Putting in 110% every day for every project can be exhausting. Jeanty suggests that interns outline their goals and where they need to grow to reach their career objectives before they start their internship in order to ensure their time is well-spent and they don’t end up spinning their wheels. 

Networking is essential, but it doesn’t need to be awkward 

Internships don’t always lead to full-time roles, so it’s very important to establish relationships with your manager and colleagues, and then work to maintain them. Schedule informal interviews throughout the internship, says Jeanty, and then send emails to update co-workers once the internship is over. It can sometimes feel awkward or forced to forge these connections, but it doesn’t need to be fake.

Brandon Twine, executive coach at PwC, sees networking as an exercise where both the employers and employees build trust. This process is about credibility or following through on tasks you said you’d do with hard work and good results. And there’s also the human side to networking, which is often forgotten. 

“Then there is the softer skills part of it. Transparency, empathy, or personalized relationships, being curious about people beyond just work,” says Twine. 

Networking feels awkward when you haven’t established a rapport, Jeanty says. Asking for a favor doesn’t feel as natural when you don’t have a close relationship with a coworker or supervisor. “People don’t like networking, because they feel like it’s sleazy,” Jeanty says. “And primarily because they’ve seen other people do networking really badly.”

Making full use of the short amount of time you have in an internship program is crucial, says Pollard. Don’t be afraid to cold email your coworkers to grab coffee and learn more about the different teams. She even recommends reaching out to people before your first day and connecting with coworkers on LinkedIn to make introductions. 

It’s also OK to be clear about what you want from the internships, says Paula Luciano, who did two internships at Adobe before she was hired as a full-time digital experience sales development representative. 

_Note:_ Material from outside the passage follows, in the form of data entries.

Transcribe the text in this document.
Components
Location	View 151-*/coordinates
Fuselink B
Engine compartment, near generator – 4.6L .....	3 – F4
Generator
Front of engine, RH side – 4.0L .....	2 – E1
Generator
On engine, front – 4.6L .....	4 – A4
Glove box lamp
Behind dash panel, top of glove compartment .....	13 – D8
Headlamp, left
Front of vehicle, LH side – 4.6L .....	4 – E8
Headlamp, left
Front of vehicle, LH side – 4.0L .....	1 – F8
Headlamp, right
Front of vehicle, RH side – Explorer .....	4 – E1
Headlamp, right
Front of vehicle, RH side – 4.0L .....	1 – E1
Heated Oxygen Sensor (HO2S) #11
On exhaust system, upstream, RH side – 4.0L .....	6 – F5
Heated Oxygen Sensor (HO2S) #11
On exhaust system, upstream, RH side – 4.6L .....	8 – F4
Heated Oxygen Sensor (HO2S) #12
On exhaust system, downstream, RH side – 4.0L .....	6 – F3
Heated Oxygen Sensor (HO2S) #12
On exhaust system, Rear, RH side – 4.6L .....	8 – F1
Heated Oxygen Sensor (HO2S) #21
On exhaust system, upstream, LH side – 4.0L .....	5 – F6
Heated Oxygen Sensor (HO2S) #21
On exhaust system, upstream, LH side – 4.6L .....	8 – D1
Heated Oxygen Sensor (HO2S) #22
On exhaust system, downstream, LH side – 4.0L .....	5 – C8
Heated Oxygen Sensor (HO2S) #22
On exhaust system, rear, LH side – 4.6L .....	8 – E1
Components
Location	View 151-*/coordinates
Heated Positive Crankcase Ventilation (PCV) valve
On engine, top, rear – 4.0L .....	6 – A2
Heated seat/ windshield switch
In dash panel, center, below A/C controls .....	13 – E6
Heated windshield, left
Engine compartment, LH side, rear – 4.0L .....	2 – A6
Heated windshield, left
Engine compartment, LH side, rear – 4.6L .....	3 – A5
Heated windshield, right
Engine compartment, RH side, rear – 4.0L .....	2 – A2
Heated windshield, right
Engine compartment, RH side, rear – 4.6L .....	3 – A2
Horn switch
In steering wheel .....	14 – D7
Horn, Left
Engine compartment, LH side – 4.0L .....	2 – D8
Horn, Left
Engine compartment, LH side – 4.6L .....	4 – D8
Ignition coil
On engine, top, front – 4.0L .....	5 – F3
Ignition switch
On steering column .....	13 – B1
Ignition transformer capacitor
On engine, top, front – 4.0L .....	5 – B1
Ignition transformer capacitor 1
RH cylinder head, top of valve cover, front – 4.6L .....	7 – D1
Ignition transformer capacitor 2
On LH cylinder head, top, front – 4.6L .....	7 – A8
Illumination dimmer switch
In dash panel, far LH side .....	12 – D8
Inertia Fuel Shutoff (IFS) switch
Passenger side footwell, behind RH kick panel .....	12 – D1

“Getting to know and understanding how different people’s roles impact the business at Adobe is important to determining which team you’d like to be on and how you’d like to personally contribute,” says Luciano. 

Don’t be worried about being persistent when letting hiring managers know that you’re interested in joining the team full-time, says Luciano. 

What can this company do for you? 

The Great Resignation and the talent wars can be good for postgrad interns as companies struggle to fill open roles. 

When the company brings in an intern, they really want them to be successful. In an ideal world, it’s a talent pipeline, says Twine. Recruitment can be expensive, and hiring former interns as full-time employees can be a cost-effective way to fill entry-level roles. 

Executives are expected to get to know their interns on an individual basis in a manner that wasn’t expected 20 years ago, Twine says. A supervisor should be putting in the effort to develop a relationship with their interns and set them up for success.

An internship is a test drive for both the employee and employer, says Pollard. It’s not only important for the intern to prove themselves to the company, but also a way for them to decide if they actually enjoy the industry they’re working in or the type of work they’re assigned. It can be a chance to ask questions like, is their boss someone they want to work for, is there chemistry among the team, and can see themselves advancing in the organization.

Taking an internship months or years after graduation can sometimes feel like a step back for twenty-somethings wanting to fast-track their careers. But increasingly these paid positions can open doors to full-time roles. It just takes a lot of hard work and a little bit of luck.